The SQL Server is a d-1 replica from production. It’s highly accessed during the day which could be a reason for the low throughput. “The concurrency between connections could be generating an overloading memory usage”. But again we’re able to monitor the database and find out the instance was good enough for the job.
Almost all examples we’ve searched through web about PySpark and AWS Glue were using S3, Redshift and Kinesis as sources — ok, it’s all about Amazon tools and it seems pure big tech company merchandise but we’ve to agree they have something in common: SPEED. We thought that maybe PySpark doesn’t handle well old but gold relational databases. Until we found the light reading the blog post mentioned in details below.
The A-HA moment
After reading a Percona’s blog post [1] we decided to parallelize the database access. The reported scenario from blog post wasn’t exactly the same from ours but we decided to give it a try.

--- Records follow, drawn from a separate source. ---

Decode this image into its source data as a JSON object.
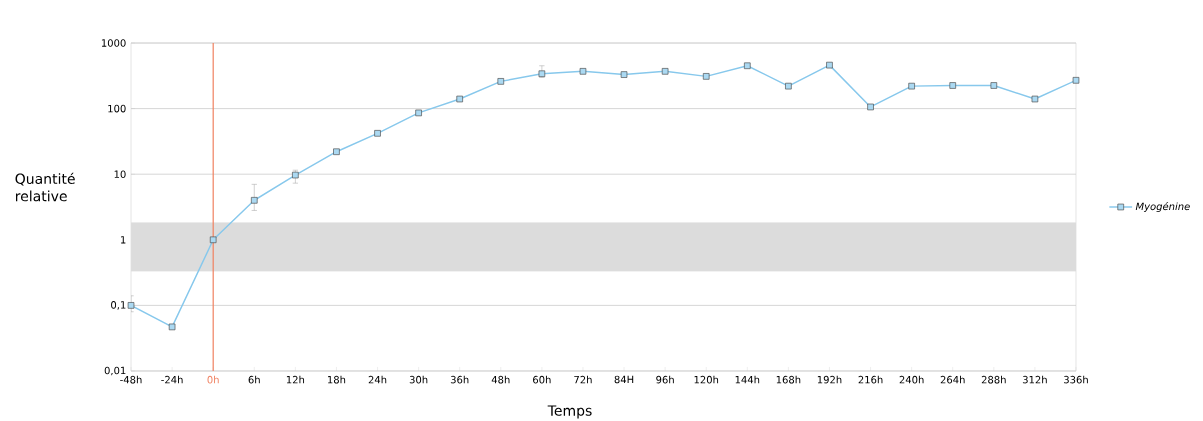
{
  "chart_data": {
    "type": "line",
    "xlabel": "Temps",
    "ylabel": "Quantité relative",
    "categories": [
      "-48h",
      "-24h",
      "0h",
      "6h",
      "12h",
      "18h",
      "24h",
      "30h",
      "36h",
      "48h",
      "60h",
      "72h",
      "84H",
      "96h",
      "120h",
      "144h",
      "168h",
      "192h",
      "216h",
      "240h",
      "264h",
      "288h",
      "312h",
      "336h"
    ],
    "series": [
      {
        "name": "Myogénine",
        "color": "#87c8ec",
        "values": [
          0.1,
          0.047,
          1,
          4,
          9.7,
          22,
          42,
          86,
          140,
          260,
          340,
          370,
          330,
          370,
          310,
          450,
          220,
          460,
          106,
          220,
          225,
          225,
          140,
          270
        ],
        "errors": [
          [
            0.08,
            0.14
          ],
          null,
          null,
          [
            2.8,
            7
          ],
          [
            7.3,
            11.5
          ],
          null,
          null,
          null,
          null,
          null,
          [
            300,
            450
          ],
          null,
          null,
          null,
          null,
          null,
          null,
          null,
          null,
          null,
          null,
          null,
          null,
          null
        ]
      }
    ],
    "log": "y",
    "ylim": [
      0.01,
      1000
    ],
    "yticks": [
      {
        "value": 0.01,
        "label": "0,01"
      },
      {
        "value": 0.1,
        "label": "0,1"
      },
      1,
      10,
      100,
      1000
    ],
    "grid": "y",
    "legend": "right",
    "marker": "square",
    "line_style": "solid",
    "ref_lines": [
      {
        "axis": "x",
        "value": "0h",
        "color": "#f08060"
      }
    ],
    "bands": [
      {
        "axis": "y",
        "from": 0.33,
        "to": 1.85,
        "color": "#dcdcdc"
      }
    ]
  }
}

First, we used an already existing column as key for partitions — year(date). But we notice awful performance. Then we realized the problem was related to unbalanced partitions caused by a poor chosen key.
Then, we decided to use a generated column based on CRC database function over another already existing column. Still, the application had a poor performance.

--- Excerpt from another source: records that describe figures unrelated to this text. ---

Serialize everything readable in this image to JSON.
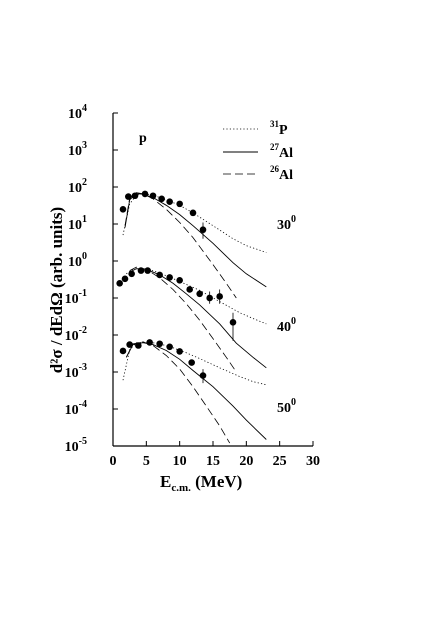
{
  "chart_data": {
    "type": "scatter",
    "panel_label": "p",
    "x_axis": {
      "label_main": "E",
      "label_sub": "c.m.",
      "label_unit": " (MeV)",
      "min": 0,
      "max": 30,
      "ticks": [
        "0",
        "5",
        "10",
        "15",
        "20",
        "25",
        "30"
      ]
    },
    "y_axis": {
      "label": "d²σ / dEdΩ  (arb. units)",
      "scale": "log",
      "min": 1e-05,
      "max": 10000.0,
      "ticks": [
        {
          "base": "10",
          "exp": "4"
        },
        {
          "base": "10",
          "exp": "3"
        },
        {
          "base": "10",
          "exp": "2"
        },
        {
          "base": "10",
          "exp": "1"
        },
        {
          "base": "10",
          "exp": "0"
        },
        {
          "base": "10",
          "exp": "-1"
        },
        {
          "base": "10",
          "exp": "-2"
        },
        {
          "base": "10",
          "exp": "-3"
        },
        {
          "base": "10",
          "exp": "-4"
        },
        {
          "base": "10",
          "exp": "-5"
        }
      ]
    },
    "legend": {
      "placement": "top-right",
      "entries": [
        {
          "mass": "31",
          "element": "P",
          "style": "dotted"
        },
        {
          "mass": "27",
          "element": "Al",
          "style": "solid"
        },
        {
          "mass": "26",
          "element": "Al",
          "style": "dashed"
        }
      ]
    },
    "angle_labels": [
      {
        "value": "30",
        "sup": "0"
      },
      {
        "value": "40",
        "sup": "0"
      },
      {
        "value": "50",
        "sup": "0"
      }
    ],
    "groups": [
      {
        "angle": "30",
        "data": [
          {
            "x": 1.5,
            "y": 25,
            "err_lo": 0,
            "err_hi": 0
          },
          {
            "x": 2.3,
            "y": 55,
            "err_lo": 0,
            "err_hi": 0
          },
          {
            "x": 3.3,
            "y": 58,
            "err_lo": 0,
            "err_hi": 0
          },
          {
            "x": 4.8,
            "y": 65,
            "err_lo": 0,
            "err_hi": 0
          },
          {
            "x": 6.0,
            "y": 58,
            "err_lo": 0,
            "err_hi": 0
          },
          {
            "x": 7.3,
            "y": 48,
            "err_lo": 0,
            "err_hi": 0
          },
          {
            "x": 8.5,
            "y": 40,
            "err_lo": 0,
            "err_hi": 0
          },
          {
            "x": 10.0,
            "y": 35,
            "err_lo": 0,
            "err_hi": 0
          },
          {
            "x": 12.0,
            "y": 20,
            "err_lo": 0,
            "err_hi": 0
          },
          {
            "x": 13.5,
            "y": 7,
            "err_lo": 3,
            "err_hi": 4
          }
        ],
        "curves": [
          {
            "style": "dotted",
            "points": [
              [
                1.5,
                5
              ],
              [
                2.5,
                35
              ],
              [
                3.5,
                60
              ],
              [
                4.5,
                66
              ],
              [
                6,
                60
              ],
              [
                8,
                45
              ],
              [
                10,
                32
              ],
              [
                12,
                20
              ],
              [
                15,
                9
              ],
              [
                18,
                4
              ],
              [
                20,
                2.6
              ],
              [
                23,
                1.7
              ]
            ]
          },
          {
            "style": "solid",
            "points": [
              [
                1.8,
                8
              ],
              [
                2.5,
                45
              ],
              [
                3.5,
                66
              ],
              [
                4.5,
                64
              ],
              [
                6,
                52
              ],
              [
                8,
                32
              ],
              [
                10,
                18
              ],
              [
                12,
                9
              ],
              [
                15,
                3
              ],
              [
                18,
                0.9
              ],
              [
                20,
                0.45
              ],
              [
                23,
                0.2
              ]
            ]
          },
          {
            "style": "dashed",
            "points": [
              [
                1.8,
                9
              ],
              [
                2.5,
                50
              ],
              [
                3.5,
                70
              ],
              [
                4.5,
                66
              ],
              [
                6,
                48
              ],
              [
                8,
                25
              ],
              [
                10,
                11
              ],
              [
                12,
                4.3
              ],
              [
                15,
                0.8
              ],
              [
                17,
                0.25
              ],
              [
                18.5,
                0.1
              ]
            ]
          }
        ]
      },
      {
        "angle": "40",
        "data": [
          {
            "x": 1.0,
            "y": 0.25,
            "err_lo": 0,
            "err_hi": 0
          },
          {
            "x": 1.8,
            "y": 0.33,
            "err_lo": 0,
            "err_hi": 0
          },
          {
            "x": 2.8,
            "y": 0.45,
            "err_lo": 0,
            "err_hi": 0
          },
          {
            "x": 4.2,
            "y": 0.55,
            "err_lo": 0,
            "err_hi": 0
          },
          {
            "x": 5.2,
            "y": 0.55,
            "err_lo": 0,
            "err_hi": 0
          },
          {
            "x": 7.0,
            "y": 0.42,
            "err_lo": 0,
            "err_hi": 0
          },
          {
            "x": 8.5,
            "y": 0.36,
            "err_lo": 0,
            "err_hi": 0
          },
          {
            "x": 10.0,
            "y": 0.3,
            "err_lo": 0,
            "err_hi": 0
          },
          {
            "x": 11.5,
            "y": 0.17,
            "err_lo": 0,
            "err_hi": 0
          },
          {
            "x": 13.0,
            "y": 0.13,
            "err_lo": 0,
            "err_hi": 0
          },
          {
            "x": 14.5,
            "y": 0.1,
            "err_lo": 0.03,
            "err_hi": 0.05
          },
          {
            "x": 16.0,
            "y": 0.11,
            "err_lo": 0.04,
            "err_hi": 0.06
          },
          {
            "x": 18.0,
            "y": 0.022,
            "err_lo": 0.015,
            "err_hi": 0.018
          }
        ],
        "curves": [
          {
            "style": "dotted",
            "points": [
              [
                2,
                0.45
              ],
              [
                3,
                0.6
              ],
              [
                4.5,
                0.62
              ],
              [
                6,
                0.55
              ],
              [
                8,
                0.4
              ],
              [
                10,
                0.28
              ],
              [
                13,
                0.16
              ],
              [
                16,
                0.08
              ],
              [
                19,
                0.04
              ],
              [
                21,
                0.028
              ],
              [
                23,
                0.02
              ]
            ]
          },
          {
            "style": "solid",
            "points": [
              [
                2.5,
                0.5
              ],
              [
                3.5,
                0.62
              ],
              [
                5,
                0.6
              ],
              [
                7,
                0.42
              ],
              [
                9,
                0.25
              ],
              [
                11,
                0.13
              ],
              [
                13,
                0.065
              ],
              [
                16,
                0.02
              ],
              [
                18.5,
                0.006
              ],
              [
                21,
                0.0025
              ],
              [
                23,
                0.0013
              ]
            ]
          },
          {
            "style": "dashed",
            "points": [
              [
                2.5,
                0.55
              ],
              [
                3.5,
                0.68
              ],
              [
                5,
                0.6
              ],
              [
                7,
                0.35
              ],
              [
                9,
                0.17
              ],
              [
                11,
                0.07
              ],
              [
                13,
                0.025
              ],
              [
                15,
                0.008
              ],
              [
                17,
                0.0025
              ],
              [
                18.5,
                0.001
              ]
            ]
          }
        ]
      },
      {
        "angle": "50",
        "data": [
          {
            "x": 1.5,
            "y": 0.0037,
            "err_lo": 0,
            "err_hi": 0
          },
          {
            "x": 2.5,
            "y": 0.0055,
            "err_lo": 0,
            "err_hi": 0
          },
          {
            "x": 3.8,
            "y": 0.0052,
            "err_lo": 0,
            "err_hi": 0
          },
          {
            "x": 5.5,
            "y": 0.0063,
            "err_lo": 0,
            "err_hi": 0
          },
          {
            "x": 7.0,
            "y": 0.0058,
            "err_lo": 0,
            "err_hi": 0
          },
          {
            "x": 8.5,
            "y": 0.0048,
            "err_lo": 0,
            "err_hi": 0
          },
          {
            "x": 10.0,
            "y": 0.0036,
            "err_lo": 0,
            "err_hi": 0
          },
          {
            "x": 11.8,
            "y": 0.0018,
            "err_lo": 0,
            "err_hi": 0
          },
          {
            "x": 13.5,
            "y": 0.0008,
            "err_lo": 0.0003,
            "err_hi": 0.0004
          }
        ],
        "curves": [
          {
            "style": "dotted",
            "points": [
              [
                1.5,
                0.0006
              ],
              [
                2.5,
                0.004
              ],
              [
                3.5,
                0.0062
              ],
              [
                5,
                0.0065
              ],
              [
                7,
                0.0058
              ],
              [
                9,
                0.0045
              ],
              [
                11,
                0.0033
              ],
              [
                13,
                0.0023
              ],
              [
                16,
                0.0013
              ],
              [
                19,
                0.00075
              ],
              [
                21,
                0.00055
              ],
              [
                23,
                0.00045
              ]
            ]
          },
          {
            "style": "solid",
            "points": [
              [
                2,
                0.0025
              ],
              [
                3,
                0.0055
              ],
              [
                4.5,
                0.0062
              ],
              [
                6,
                0.0055
              ],
              [
                8,
                0.0038
              ],
              [
                10,
                0.0022
              ],
              [
                12,
                0.0011
              ],
              [
                15,
                0.0004
              ],
              [
                18,
                0.00012
              ],
              [
                20,
                5e-05
              ],
              [
                23,
                1.5e-05
              ]
            ]
          },
          {
            "style": "dashed",
            "points": [
              [
                2,
                0.0025
              ],
              [
                3,
                0.0058
              ],
              [
                4.5,
                0.0065
              ],
              [
                6,
                0.0052
              ],
              [
                8,
                0.0028
              ],
              [
                10,
                0.0012
              ],
              [
                12,
                0.0004
              ],
              [
                14,
                0.00012
              ],
              [
                16,
                3.5e-05
              ],
              [
                17.5,
                1.2e-05
              ]
            ]
          }
        ]
      }
    ]
  }
}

Finally, we created the old but gold incremental column. Inside the complex query used to filter desired data from multiple tables and schemas we add a row_number column which is a simple incremental integer.
We guarantee that the amount of rows to be processed from each pyspark executor is exactly the same.
Step-by-Step
- Modify the query, add an incremental column and persist data on table
with tmp as (
select
-- window function from SQL Server
row_number() over(order by (select null)) as row_number,
aux.*
from (
-- complex query
) aux
where
-- other conditions
)
select * into my_table
from tmp
;
- Schedule a routine to update your table’s data anytime you want
- Configure JDBC connection inside pyspark code
my_data_frame = ss.read.format("jdbc") \
.option("url", "jdbc:sqlserver://IP:PORT;database=DB_NAME") \
.option("driver", "com.microsoft.sqlserver.jdbc.SQLServerDriver") \
.option("user", "USER") \
.option("password", "PASSWORD") \
.option("dbtable", "my_table") \
.option("fetchSize", 1000) \
.option("partitionColumn", "row_number") \
.option("lowerBound", 1) \
.option("upperBound", NUMBER_OF_ROWS_FROM_TABLE) \
.option("numPartitions", NUMBER_OF_EXECUTORS) \
.load()
- Write data on S3 as Parquet
output = "s3://MY-BUCKET/MY-PATH"
my_data_frame.write.mode("overwrite").parquet(output)
Benchmark
We can compare the last and the first jobs listed above. Both ran on clusters with 10 machines — 1 master and 9 slaves — and with 4 CPU/machine. This means that 36 tasks — one task/CPU — were available. But because we didn’t access database in parallel before, the process wasn’t running on it’s full capacity — all tasks were idle except one. The following images make it clear.
As you can see, the gain was about 10x as mentioned by Percona’s blog post. The result was fantastic not only on reducing the total budget — we spent less time with hadoop cluster operating — but specially in getting the information earlier.
Many other processes depends on this data loaded on S3. This data is transformed in information and it can be used in early meetings. As the saying goes: “time is money”!